Fraud Watch: Feds Sit Out ManorCare Case, Carter Health Under Investigation
US Declines to Intervene in Heartland Hospice case
The U.S. government has declined to intervene in a False Claims Act (FCA) case brought against HCR ManorCare’s hospice division, Heartland, though it asked to be kept updated on pleadings in the case.
The decision to not intervene marks another victory in FCA cases for ManorCare; in November, a Medicare fraud case against the Toledo, Ohio-based skilled nursing provider was dismissed. But it’s not necessarily out of the woods yet; the government declining to intervene doesn’t mean an FCA case won’t go forward, Brian Roark, a partner at Bass, Berry & Sims PLC in Nashville, Tenn., told Bloomberg BNA.
Heartland Hospice, which is owned by HCR ManorCare, was accused by a whistleblower of “a corporate-wide pattern of conduct that has resulted in the submission of thousands of false claims and statements.” The case was filed in the U.S. District Court of the Northern District of Ohio in 2010.
Heartland Hospice was accused of falsifying patients’ life expectancy to qualify them for hospice reimbursement and maintaining them on hospice after their medical condition stabilized. The complaint also said that Heartland’s auditors were instructed to review only the most recent benefit period for audited patient files, rather than the whole time of treatment.
The government decided not to intervene in the action, according to a notice filed March 1 that was obtained by Home Health Care News. As a result, the qui tam plaintiff, Kathi Holloway, is the sole prosecutor, though the order noted that the government could decide to intervene “upon the showing of a good cause.”
It’s a bit of good news for the skilled nursing provider, which recently entered Chapter 11 bankruptcy so it could be taken over by Quality Care Properties (NYSE: QCP) after a long run of financial difficulties.
Carter Healthcare Under Investigation
Multiple agencies are investigating Carter Healthcare, the FBI confirmed to Fox affiliate KOKH on March 9.
Based in Oklahoma City, Carter provides home health, hospice, pharmacy and other services across seven states.
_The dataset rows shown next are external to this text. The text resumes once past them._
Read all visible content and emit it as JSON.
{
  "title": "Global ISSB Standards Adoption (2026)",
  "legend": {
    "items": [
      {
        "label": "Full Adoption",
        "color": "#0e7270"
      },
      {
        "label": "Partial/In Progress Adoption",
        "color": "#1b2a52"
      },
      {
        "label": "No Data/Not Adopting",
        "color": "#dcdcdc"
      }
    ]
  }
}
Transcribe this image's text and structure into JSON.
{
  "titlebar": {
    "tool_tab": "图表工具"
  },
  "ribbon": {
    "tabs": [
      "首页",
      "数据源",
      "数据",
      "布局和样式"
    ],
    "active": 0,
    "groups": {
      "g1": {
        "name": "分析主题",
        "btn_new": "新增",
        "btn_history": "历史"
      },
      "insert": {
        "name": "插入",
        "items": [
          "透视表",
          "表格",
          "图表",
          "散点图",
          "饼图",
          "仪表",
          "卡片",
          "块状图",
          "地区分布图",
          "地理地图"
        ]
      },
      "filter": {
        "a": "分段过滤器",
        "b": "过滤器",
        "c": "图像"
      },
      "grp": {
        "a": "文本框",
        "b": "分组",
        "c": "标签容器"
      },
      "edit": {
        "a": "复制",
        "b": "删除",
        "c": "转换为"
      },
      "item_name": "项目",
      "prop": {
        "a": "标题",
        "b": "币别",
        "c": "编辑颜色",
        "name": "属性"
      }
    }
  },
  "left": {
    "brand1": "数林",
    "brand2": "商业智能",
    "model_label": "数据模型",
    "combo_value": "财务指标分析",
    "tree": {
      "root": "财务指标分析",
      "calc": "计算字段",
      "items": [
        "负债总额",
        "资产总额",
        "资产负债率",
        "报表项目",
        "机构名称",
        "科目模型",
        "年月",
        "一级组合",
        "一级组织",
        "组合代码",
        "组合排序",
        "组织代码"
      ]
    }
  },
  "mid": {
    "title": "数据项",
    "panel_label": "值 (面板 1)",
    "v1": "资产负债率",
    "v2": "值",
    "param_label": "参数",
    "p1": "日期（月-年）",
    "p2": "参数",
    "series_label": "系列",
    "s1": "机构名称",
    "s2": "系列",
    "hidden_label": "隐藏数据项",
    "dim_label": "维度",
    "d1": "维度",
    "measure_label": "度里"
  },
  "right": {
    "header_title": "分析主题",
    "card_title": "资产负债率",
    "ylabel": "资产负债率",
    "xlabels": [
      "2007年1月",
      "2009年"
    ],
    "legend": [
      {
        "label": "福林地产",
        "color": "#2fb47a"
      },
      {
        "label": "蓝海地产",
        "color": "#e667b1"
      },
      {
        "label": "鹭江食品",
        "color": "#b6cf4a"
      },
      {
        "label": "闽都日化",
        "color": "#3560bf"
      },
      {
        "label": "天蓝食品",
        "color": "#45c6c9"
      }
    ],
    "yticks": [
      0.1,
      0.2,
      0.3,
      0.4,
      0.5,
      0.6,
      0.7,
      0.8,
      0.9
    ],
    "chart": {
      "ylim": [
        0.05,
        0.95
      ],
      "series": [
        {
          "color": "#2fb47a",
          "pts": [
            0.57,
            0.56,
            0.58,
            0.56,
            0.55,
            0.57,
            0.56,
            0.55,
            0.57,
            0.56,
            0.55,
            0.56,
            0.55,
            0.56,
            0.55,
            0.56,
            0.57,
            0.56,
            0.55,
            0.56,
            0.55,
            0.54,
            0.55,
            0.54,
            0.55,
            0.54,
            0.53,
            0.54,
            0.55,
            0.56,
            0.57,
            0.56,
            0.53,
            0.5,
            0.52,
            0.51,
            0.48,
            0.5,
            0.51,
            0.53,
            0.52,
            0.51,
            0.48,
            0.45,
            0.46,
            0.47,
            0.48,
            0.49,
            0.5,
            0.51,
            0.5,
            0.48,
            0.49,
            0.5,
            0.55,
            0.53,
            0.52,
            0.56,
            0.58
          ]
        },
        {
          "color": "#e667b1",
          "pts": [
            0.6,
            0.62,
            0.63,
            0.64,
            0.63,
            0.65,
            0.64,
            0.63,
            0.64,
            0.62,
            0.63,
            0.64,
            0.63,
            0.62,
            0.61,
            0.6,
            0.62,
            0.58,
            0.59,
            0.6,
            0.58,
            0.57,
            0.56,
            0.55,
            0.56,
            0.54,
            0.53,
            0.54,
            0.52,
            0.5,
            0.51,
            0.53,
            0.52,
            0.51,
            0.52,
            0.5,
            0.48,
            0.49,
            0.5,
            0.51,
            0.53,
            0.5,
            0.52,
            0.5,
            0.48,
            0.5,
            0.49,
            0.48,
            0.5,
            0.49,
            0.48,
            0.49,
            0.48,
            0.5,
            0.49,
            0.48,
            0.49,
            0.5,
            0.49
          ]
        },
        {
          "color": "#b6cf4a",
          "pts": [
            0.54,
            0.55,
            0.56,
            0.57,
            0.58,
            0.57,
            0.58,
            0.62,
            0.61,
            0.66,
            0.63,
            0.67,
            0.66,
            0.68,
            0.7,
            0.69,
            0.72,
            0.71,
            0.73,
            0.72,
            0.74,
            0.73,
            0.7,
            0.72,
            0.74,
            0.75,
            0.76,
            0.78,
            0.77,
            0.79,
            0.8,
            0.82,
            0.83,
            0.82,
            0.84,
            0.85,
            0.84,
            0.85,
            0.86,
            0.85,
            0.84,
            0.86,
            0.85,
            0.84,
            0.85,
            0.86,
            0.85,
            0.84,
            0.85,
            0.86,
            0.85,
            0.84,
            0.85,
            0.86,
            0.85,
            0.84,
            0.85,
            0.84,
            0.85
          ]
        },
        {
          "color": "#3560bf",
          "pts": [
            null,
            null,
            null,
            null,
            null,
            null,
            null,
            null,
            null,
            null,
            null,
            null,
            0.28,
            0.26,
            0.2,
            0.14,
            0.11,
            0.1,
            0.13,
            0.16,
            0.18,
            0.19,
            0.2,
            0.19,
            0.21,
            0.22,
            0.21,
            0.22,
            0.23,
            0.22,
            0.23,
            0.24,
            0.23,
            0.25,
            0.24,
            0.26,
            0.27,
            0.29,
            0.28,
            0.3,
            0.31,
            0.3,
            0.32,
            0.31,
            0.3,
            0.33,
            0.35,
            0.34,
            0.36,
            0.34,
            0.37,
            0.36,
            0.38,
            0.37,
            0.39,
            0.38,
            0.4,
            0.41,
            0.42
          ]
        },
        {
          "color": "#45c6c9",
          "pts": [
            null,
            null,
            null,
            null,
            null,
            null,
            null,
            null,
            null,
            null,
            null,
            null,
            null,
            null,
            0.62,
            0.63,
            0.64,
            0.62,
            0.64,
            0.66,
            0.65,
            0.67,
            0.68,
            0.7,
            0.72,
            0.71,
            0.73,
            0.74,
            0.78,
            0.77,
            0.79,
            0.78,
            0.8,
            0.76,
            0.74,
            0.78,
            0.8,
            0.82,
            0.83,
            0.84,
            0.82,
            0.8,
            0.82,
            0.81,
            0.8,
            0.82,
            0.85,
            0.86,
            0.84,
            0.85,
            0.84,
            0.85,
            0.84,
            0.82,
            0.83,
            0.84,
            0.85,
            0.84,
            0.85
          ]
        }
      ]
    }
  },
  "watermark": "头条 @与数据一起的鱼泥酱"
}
It employs more than 750 people, according to the company website.
Authorities are not revealing why Carter is under scrutiny, but the corporate office was blocked off following a raid on Friday, KOKH reported. The company had not returned a phone call from Home Health Care News as of press time.
Miami-Area Home Health Agency Owner Gets 20 Years for $66 Million Fraud Scheme
The owner and operator of several home health care agencies in Miami was sentenced to 240 months in prison at the end of February for his role in a $66 million conspiracy to defraud Medicare.
Rafael Arias, 52, was sentenced and ordered to pay $66.4 million in restitution and to forfeit the gross proceeds traced to the offense, the Department of Justice (DOJ) announced. Arias pleaded guilty on Nov. 30, 2017, to one count of conspiracy to commit health care fraud and wire fraud.
As part of his guilty plea, Arias admitted he was the owner and operator of more than 20 home health agencies between Dec. 2007 and Sept. 2015. To hide his identity and ownership interests, Arias recruited nominee owners to fraudulently present themselves as agency owners. He and his co-conspirators also paid illegal bribes and kickbacks to patient recruiters and submitted false and fraudulent home health care claims to Medicare for patients who did not qualify of for whom services were never performed.
See the full announcement here.
Hospice Company and Owner Settle False Claims Act Case for $1.24 Million
Horizons Hospice, LLC and its owner and CEO John C. Rezk have agreed to pay the United States $1.24 million to resolve allegations that the company fraudulently billed Medicare and Medicaid services for patients who were ineligible for hospice care.
The defendants allegedly submitted false claims to Medicare and Medicaid for patients who did not qualify from June 27, 207, to August 1, 2012. The company also changed its name to 365 Hospice, LLC.
Home Health Owner Gets 18 Month Sentence for Kickback Scheme
Norma de la Cruz, owner of Glenview, Illinois-based TLC Healthcare, has received an 18 month federal prison sentence for her role in a kickback scheme, the U.S. Department of Justice announced on March 6.
The 81-year-old de la Cruz pleaded guilty last year to one count of conspiracy to offer and pay unlawful kickbacks. From 2012 to 2014, de la Cruz used a personal account as well as a TLC business account to pay bribes and kickbacks to recruiters, offering $500 to $600 for each patient referral. TLC fraudulently billed Medicare for home health services purportedly provided to these patients, causing the Medicare program to pay out $390,000 in that two-year period.
In one instance, de la Cruz paid a recruiter at least $65,000, according to the DOJ. She reportedly used proceeds from the scheme to gamble at Chicago-area casinos, where she accumulated losses of about $245,0000 during the approximate time period of the kickback scheme.